7. Alien Boy has not captured a national audience, but certainly deserves one. This film by Portland documentarian Brian Lindstrom was the best film I saw at last year's Portland International Film Festival. It tells the very complex story of James Chasse, a gentle man with schizophrenia who was tackled by three police officers one day in the Pearl District, and suffered terrible injuries, including 17 broken ribs and a punctured lung, and then died in police custody.

Lindstrom wisely begins by helping you understand Chasse as a person before turning to the events that led to his death, which the film unravels with patience and care. As someone who has a front seat to a lot of maneuvering and politics, I know how difficult it can be to tell a story like this and capture its true complexity, so I was blown away by how successfully the filmmakers accomplished that here, to devastating effect. Lindstrom and his masterful editor maintain such a steady touch that all the emotion they stir up feels completely genuine, and not the least bit manipulated.
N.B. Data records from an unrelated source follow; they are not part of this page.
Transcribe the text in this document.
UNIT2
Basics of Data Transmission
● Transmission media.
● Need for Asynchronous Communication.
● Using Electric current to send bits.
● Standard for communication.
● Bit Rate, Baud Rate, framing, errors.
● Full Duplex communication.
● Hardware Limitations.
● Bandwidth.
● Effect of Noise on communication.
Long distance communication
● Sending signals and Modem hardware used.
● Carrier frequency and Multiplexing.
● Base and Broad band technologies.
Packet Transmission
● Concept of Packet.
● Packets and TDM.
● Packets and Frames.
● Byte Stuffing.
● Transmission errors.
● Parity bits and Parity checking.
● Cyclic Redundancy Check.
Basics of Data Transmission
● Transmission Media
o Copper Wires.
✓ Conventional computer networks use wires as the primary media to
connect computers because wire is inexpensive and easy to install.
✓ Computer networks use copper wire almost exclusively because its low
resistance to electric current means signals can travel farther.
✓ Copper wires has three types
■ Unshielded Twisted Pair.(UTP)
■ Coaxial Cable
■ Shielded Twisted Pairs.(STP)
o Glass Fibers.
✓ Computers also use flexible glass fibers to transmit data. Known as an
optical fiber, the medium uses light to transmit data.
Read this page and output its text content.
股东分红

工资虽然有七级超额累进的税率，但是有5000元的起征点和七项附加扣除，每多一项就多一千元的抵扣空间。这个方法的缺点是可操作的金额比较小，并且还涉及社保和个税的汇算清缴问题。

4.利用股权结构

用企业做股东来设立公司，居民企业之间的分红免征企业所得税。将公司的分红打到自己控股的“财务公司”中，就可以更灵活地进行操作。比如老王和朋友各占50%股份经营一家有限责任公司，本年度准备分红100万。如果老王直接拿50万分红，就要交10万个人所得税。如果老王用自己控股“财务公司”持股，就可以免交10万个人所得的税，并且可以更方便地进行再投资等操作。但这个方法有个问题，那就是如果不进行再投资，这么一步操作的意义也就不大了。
[Not on any other critics' top 10 list; available on DVD sometime this year.]

8. Museum Hours is a meditation on a friendship between a man and a woman in late middle age who bond over art, heavy metal music, loss, and wandering the streets of Vienna.

The film depicts their walks, and their conversations, moving back and forth between the streets and the paintings inside the Kunsthistorisches Museum. The camera lingers over a stark landscape, or skin illuminated by light, and then moves to a street or a weathered face outside, as if to suggest that one of the masters well might choose this for his subject.

Like a Bruegel painting, the film doesn't tell you where to look or what to think in the way most movies do. If you let it, it will usher you into a sort of mindfulness, coaxing you to be present with the beauty, and the dinginess, and the cold, to listen to the quiet of the museum, the sounds of the street, the loveliness of the woman singing. It's a brilliant, poetic film that works as a kind of guided meditation. You can read my full review at portlandobserver.com/news/2013/sep/17/lesson-mindfulness.

[In English and German; on at least six other critics' top 10 lists; available on DVD.]

9. Let the Fire Burn is the second devastating documentary on my Top 10 list. Its director, Jason Osder, spent a decade assembling footage that tells the story of a longstanding feud between the city of Philadelphia and a radical separatist group of mostly African Americans called MOVE, which culminated in a deadly stand-off in 1985.

When the group's members defied attempts to evict them from their home, police tear-gassed the group, fired into a house full of women and children, and then dropped a bomb. The resulting fire left 61 mostly African-American working families homeless and 11 people dead, including five children.

Osder's careful compilation of this history -- so recent and yet already so neglected -- is an important lens on how drastically government power can assume the characteristics it ascribes to its errant citizens. My full review is available at portlandobserver.com/news/2013/nov/14/police-power-run-amuck.

[On at least three other critics' top 10 lists; scheduled for DVD release in March.]

10. Barfi, strangely, never had a theatrical release in Portland, though I saw it at PIFF last year and it is available on DVD and also streaming on Netflix. The film's complicated plot involves a mischievous deaf-mute man and his relationships with two women who come to love him. Though he is silent, his physical comedy and buoyant spirit are positively elegant.

I expect to have the occasion to write a longer review soon, but for now I'll just say that what begins as a charming romantic screwball comedy take s a turn along the way and ends up have quite an impact. Every frame dazzles.